En este momento sonó el teléfono. El Rector corrió a él.
– Pásemelo en seguida -le oyeron decir; y se volvió a los Decanos-. Es el Comisario de Policía. Quedó en llamarme. -Tapaba el micrófono con la mano: lo llevó a la oreja-. Sí, diga… Yo soy. ¿Cómo está, señor Comisario?… Yo, esperando sus noticias… Sí, sí… ¡No sabe usted el peso que me quita de encima! Sí, hágalo cuanto antes… No, a nosotros no nos importa: es un auxiliar temporal, casi no forma parte de la familia universitaria… Sí, gracias.
Colgó el aparato y se volvió a los Decanos.
– Todo resuelto. La Policía presentará ahora mismo en el Juzgado acusación formal de asesinato contra el auxiliar ése…

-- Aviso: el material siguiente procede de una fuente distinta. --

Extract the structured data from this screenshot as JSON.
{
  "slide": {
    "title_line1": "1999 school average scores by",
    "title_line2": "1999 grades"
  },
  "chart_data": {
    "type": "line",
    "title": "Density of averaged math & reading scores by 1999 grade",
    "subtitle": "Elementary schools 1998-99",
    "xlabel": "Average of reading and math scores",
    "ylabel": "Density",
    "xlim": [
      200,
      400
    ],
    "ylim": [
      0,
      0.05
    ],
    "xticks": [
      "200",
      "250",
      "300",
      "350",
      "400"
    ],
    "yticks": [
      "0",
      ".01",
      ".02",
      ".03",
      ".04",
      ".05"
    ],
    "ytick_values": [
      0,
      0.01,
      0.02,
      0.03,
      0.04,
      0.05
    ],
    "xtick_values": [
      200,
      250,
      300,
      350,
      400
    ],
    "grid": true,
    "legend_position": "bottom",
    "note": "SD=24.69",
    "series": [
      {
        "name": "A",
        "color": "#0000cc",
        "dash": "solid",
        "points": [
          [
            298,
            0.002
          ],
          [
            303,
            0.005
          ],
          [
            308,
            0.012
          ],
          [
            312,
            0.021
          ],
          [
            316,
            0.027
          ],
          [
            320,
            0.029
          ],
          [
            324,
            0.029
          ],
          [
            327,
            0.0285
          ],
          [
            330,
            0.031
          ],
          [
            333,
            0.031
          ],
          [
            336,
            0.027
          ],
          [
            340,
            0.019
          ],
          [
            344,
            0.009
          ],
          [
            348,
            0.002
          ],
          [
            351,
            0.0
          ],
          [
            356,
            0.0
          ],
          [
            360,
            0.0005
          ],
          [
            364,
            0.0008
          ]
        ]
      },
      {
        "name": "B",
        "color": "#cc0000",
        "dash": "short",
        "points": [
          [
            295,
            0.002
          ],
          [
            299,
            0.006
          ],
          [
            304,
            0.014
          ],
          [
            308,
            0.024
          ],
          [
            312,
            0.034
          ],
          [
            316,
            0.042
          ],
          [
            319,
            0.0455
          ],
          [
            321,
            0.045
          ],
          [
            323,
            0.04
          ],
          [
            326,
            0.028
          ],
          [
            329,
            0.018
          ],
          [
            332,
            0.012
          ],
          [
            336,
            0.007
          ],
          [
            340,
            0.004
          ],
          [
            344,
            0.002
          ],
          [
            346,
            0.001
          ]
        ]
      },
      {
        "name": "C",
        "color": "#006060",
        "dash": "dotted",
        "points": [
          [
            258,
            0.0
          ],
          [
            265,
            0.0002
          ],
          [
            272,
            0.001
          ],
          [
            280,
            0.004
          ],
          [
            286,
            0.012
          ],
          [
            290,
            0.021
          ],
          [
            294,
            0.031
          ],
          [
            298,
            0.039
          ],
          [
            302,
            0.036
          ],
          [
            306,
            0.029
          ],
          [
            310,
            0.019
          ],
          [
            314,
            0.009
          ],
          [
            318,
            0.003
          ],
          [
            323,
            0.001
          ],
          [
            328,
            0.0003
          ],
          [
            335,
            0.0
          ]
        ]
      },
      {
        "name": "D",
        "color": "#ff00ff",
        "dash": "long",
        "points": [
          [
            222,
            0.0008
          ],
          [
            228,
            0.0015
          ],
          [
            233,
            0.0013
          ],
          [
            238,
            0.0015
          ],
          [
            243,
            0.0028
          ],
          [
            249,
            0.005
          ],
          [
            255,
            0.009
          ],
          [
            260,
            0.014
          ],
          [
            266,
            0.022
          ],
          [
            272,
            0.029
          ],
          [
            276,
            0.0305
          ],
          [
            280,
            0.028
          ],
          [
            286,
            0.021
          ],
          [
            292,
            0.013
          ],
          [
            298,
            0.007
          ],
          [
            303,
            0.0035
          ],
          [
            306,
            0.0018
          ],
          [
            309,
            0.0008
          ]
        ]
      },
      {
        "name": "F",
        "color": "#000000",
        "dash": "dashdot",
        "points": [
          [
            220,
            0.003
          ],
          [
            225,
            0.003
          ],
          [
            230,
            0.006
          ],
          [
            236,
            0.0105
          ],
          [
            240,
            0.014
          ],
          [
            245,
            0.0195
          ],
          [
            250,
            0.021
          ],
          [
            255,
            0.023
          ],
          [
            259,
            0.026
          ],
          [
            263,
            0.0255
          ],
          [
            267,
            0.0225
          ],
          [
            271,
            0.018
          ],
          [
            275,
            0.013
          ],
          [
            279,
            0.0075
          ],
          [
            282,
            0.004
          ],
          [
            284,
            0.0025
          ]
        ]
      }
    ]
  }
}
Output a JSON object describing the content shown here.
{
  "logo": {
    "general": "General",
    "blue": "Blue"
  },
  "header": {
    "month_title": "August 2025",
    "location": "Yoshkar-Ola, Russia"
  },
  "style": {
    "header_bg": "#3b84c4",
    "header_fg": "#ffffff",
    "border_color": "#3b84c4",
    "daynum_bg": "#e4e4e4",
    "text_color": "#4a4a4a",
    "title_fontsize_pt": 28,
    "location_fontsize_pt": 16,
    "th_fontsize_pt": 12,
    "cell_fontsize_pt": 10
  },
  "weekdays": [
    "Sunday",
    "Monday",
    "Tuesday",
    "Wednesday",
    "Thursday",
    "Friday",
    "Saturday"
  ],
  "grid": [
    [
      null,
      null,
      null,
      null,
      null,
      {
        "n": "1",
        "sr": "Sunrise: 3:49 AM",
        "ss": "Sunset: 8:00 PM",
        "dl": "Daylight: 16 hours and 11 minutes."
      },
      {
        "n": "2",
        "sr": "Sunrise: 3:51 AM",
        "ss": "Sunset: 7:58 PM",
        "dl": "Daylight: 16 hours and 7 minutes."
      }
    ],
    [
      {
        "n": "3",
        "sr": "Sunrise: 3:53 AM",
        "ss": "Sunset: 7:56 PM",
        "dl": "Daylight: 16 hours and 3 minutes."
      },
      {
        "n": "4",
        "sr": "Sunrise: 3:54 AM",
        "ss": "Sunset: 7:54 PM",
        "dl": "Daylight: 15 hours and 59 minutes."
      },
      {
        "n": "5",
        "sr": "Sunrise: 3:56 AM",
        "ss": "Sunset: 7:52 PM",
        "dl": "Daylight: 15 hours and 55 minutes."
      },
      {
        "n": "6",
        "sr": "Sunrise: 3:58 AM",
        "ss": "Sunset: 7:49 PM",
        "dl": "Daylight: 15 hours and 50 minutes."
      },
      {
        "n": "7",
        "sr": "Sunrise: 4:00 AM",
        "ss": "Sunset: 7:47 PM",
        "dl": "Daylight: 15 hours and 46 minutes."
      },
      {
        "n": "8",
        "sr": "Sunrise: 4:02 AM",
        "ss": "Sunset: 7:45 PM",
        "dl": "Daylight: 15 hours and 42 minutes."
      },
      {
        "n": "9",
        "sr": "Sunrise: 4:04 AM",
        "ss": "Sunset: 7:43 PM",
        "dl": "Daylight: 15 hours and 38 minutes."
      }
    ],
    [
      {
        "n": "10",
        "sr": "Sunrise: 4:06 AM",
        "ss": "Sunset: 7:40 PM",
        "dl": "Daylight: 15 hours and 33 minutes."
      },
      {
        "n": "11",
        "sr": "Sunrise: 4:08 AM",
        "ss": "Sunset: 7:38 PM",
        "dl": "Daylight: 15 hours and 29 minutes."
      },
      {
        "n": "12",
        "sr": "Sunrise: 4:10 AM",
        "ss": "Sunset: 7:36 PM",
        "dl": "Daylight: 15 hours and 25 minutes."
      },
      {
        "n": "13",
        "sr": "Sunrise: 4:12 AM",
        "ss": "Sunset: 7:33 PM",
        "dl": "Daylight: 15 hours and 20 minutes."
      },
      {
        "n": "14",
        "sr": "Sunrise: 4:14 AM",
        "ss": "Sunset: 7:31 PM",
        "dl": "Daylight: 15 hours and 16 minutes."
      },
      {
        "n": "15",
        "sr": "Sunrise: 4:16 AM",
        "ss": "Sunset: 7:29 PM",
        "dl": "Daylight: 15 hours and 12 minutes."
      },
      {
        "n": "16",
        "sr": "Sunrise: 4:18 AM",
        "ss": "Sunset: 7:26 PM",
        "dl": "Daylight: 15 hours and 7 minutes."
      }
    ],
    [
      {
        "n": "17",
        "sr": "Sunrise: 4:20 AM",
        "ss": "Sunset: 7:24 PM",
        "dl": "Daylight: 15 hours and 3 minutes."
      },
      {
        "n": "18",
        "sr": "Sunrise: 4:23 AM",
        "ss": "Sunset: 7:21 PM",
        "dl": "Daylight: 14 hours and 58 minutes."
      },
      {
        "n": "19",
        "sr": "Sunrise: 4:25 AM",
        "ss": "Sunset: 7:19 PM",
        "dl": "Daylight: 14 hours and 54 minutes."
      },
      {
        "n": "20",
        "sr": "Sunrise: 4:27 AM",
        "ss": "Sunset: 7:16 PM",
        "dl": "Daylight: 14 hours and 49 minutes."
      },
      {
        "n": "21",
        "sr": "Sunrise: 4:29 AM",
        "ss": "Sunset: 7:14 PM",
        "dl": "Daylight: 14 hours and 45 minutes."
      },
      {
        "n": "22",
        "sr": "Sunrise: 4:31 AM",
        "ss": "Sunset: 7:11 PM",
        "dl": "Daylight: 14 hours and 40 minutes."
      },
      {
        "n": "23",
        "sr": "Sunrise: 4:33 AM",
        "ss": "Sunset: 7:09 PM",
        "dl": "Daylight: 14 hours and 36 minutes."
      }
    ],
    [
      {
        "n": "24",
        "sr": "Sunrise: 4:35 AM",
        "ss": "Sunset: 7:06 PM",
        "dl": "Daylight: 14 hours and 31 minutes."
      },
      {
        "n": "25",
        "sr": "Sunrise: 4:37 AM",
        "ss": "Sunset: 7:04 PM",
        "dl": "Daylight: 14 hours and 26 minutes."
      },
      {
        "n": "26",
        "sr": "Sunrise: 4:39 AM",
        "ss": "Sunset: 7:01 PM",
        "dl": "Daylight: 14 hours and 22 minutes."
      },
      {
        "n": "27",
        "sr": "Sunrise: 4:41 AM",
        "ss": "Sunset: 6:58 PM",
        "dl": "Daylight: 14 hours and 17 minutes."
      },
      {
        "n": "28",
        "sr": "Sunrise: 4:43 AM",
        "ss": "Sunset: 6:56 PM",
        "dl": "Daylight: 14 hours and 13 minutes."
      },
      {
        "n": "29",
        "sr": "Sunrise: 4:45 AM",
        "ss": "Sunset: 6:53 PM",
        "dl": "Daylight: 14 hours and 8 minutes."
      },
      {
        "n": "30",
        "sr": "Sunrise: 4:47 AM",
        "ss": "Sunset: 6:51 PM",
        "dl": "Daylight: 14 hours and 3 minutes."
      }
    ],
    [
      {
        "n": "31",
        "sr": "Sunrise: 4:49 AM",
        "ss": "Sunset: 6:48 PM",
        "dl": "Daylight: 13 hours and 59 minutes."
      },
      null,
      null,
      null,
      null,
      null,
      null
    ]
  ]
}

El padre Fulgencio terminó aquella misa que había dicho de prisa, con cierto cargo de conciencia como si se hubiera saltado rúbricas y hubiera consagrado sin convicción. Despachó a dos o tres beatas que le esperaban para confesarse, las despachó con un “Esperen o váyanse”. Al salir, tomó del perchero un paraguas, que no era el suyo habitual, que quizás le resultase un poco grande, pero le daba lo mismo. En la calle orvallaba, un orvallo frío que le estremeció hasta los huesos, un momento. En realidad, no era de los días más fríos, sino un poco fresco. Echó a andar, el paraguas abierto, que no le cubría de la lluvia la punta de los dedos. A la derecha le quedaba la facultad de Medicina, con grupos de estudiantes a la puerta, entrantes o salientes de alguna clase temprana.